Fred, Gil, Geof and Bill were all working in the siphon. Geof & Gil were forming the joints (tenons) in the new door frame. Bill was painting the metalwork of the ceiling. Fred was doing something on the outside! I was only calling in to get Gil's autograph on the cheque for our 100 Club winners. But guess what I spotted … two LMS chairs and one LNER ….
… which are now in the pile at Todders.
Down there on crossing duty at the Diseasel Gala, I realised that (yet again) no one had put the cap on the chimney! So, I did, of course.

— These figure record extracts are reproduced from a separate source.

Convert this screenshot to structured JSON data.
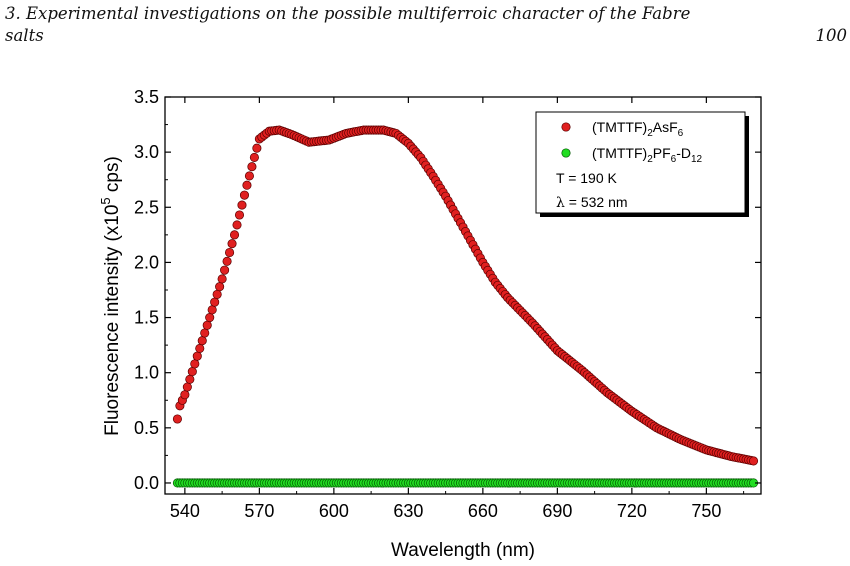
{
  "page": {
    "header_line1": "3. Experimental investigations on the possible multiferroic character of the Fabre",
    "header_line2": "salts",
    "page_number": "100"
  },
  "chart_data": {
    "type": "scatter",
    "xlabel": "Wavelength (nm)",
    "ylabel_pre": "Fluorescence intensity (x10",
    "ylabel_sup": "5",
    "ylabel_post": " cps)",
    "xlim": [
      532,
      772
    ],
    "ylim": [
      -0.1,
      3.5
    ],
    "xticks": [
      540,
      570,
      600,
      630,
      660,
      690,
      720,
      750
    ],
    "yticks": [
      0.0,
      0.5,
      1.0,
      1.5,
      2.0,
      2.5,
      3.0,
      3.5
    ],
    "ytick_labels": [
      "0.0",
      "0.5",
      "1.0",
      "1.5",
      "2.0",
      "2.5",
      "3.0",
      "3.5"
    ],
    "x_start": 537,
    "x_end": 769,
    "x_step": 1,
    "series": [
      {
        "name": "(TMTTF)2AsF6",
        "color": "#e02020",
        "edge": "#5a0000",
        "profile": [
          [
            537,
            0.58
          ],
          [
            538,
            0.7
          ],
          [
            540,
            0.8
          ],
          [
            545,
            1.15
          ],
          [
            550,
            1.5
          ],
          [
            555,
            1.85
          ],
          [
            560,
            2.25
          ],
          [
            565,
            2.7
          ],
          [
            570,
            3.12
          ],
          [
            574,
            3.19
          ],
          [
            578,
            3.2
          ],
          [
            583,
            3.16
          ],
          [
            590,
            3.09
          ],
          [
            598,
            3.11
          ],
          [
            605,
            3.17
          ],
          [
            612,
            3.2
          ],
          [
            620,
            3.2
          ],
          [
            625,
            3.17
          ],
          [
            630,
            3.08
          ],
          [
            635,
            2.95
          ],
          [
            640,
            2.78
          ],
          [
            645,
            2.6
          ],
          [
            650,
            2.4
          ],
          [
            655,
            2.2
          ],
          [
            660,
            2.0
          ],
          [
            665,
            1.82
          ],
          [
            670,
            1.68
          ],
          [
            680,
            1.45
          ],
          [
            690,
            1.2
          ],
          [
            700,
            1.02
          ],
          [
            710,
            0.82
          ],
          [
            720,
            0.65
          ],
          [
            730,
            0.5
          ],
          [
            740,
            0.39
          ],
          [
            750,
            0.3
          ],
          [
            760,
            0.24
          ],
          [
            769,
            0.2
          ]
        ]
      },
      {
        "name": "(TMTTF)2PF6-D12",
        "color": "#22dd22",
        "edge": "#005500",
        "profile": [
          [
            537,
            0.0
          ],
          [
            769,
            0.0
          ]
        ]
      }
    ],
    "legend": {
      "position": "top-right",
      "entry1_pre": "(TMTTF)",
      "entry1_sub1": "2",
      "entry1_mid": "AsF",
      "entry1_sub2": "6",
      "entry2_pre": "(TMTTF)",
      "entry2_sub1": "2",
      "entry2_mid": "PF",
      "entry2_sub2": "6",
      "entry2_post": "-D",
      "entry2_sub3": "12",
      "note1": "T = 190 K",
      "note2_symbol": "λ",
      "note2": " = 532 nm"
    }
  }
}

There was only Bruce & myself today. We decided to try to fix the bolt (strictly, it's a tapered pin with a castellated nut on the end) that is making the shiny mark on the hanging link. Bruce connected up the power - we had to run the 110V from the end of the pit down to the loco, which was well past the pit. Then he read the notice that says not to use the 110V in road 8, so he had to move it to road 9's pit. Finally, after covering everything with cloths, I was able to angle-grind a smidgeon off the end. Bruce, being today's gopher, brought the red paint, and I applied a little to the end of the bolt and to the hanging link. We'll find out on Saturday (after Friday's Fire & Drive session) if they still have a spatial coincidence problem.
Gil arrived, partly to deliver an invoice to me and partly to bring the newly-purchased adjustable reamer … and then discuss with Bruce the plan of attack.
Meanwhile, I painted lettering on seven boot scrapers and fitted a brush to each of six.
Gil buzzed off to Winchcombe, so Bruce & I decided to wend our ways, too. Bruce went home … to do some homework; I boxed up the six boot scrapers and adjourned.
Today we had to say 'farewell' to a faithful friend, who has faultlessly carried out its duties for some 30-odd years. Someone noticed that the shackle that has helped heave many an item up, in & out of 2807 is marked "for recovery use only", so we are banned from using it to lift anything! So? … We were only "recovering" the valve rods from the cylinders …
Today was a 2807 Board Meeting (which means that little work gets done!).
Bruce & David struggled past us in order to get some jobs done. They began by preparing and welding the seam of the toolboxes on the tender. These had been coming apart for a while. Having been spotted wielding a welder, David was then co-opted into doing some welding for Dinmore Manor!
Bruce move on to removing the flange from the out-flow side of our blow-down valve. JC had asked to borrow this in order to make a pattern for it.
There will be a period of silence on the 2807 updates, because I am otherwise engaged for a bit. Rest assured that I have not forgotten about you!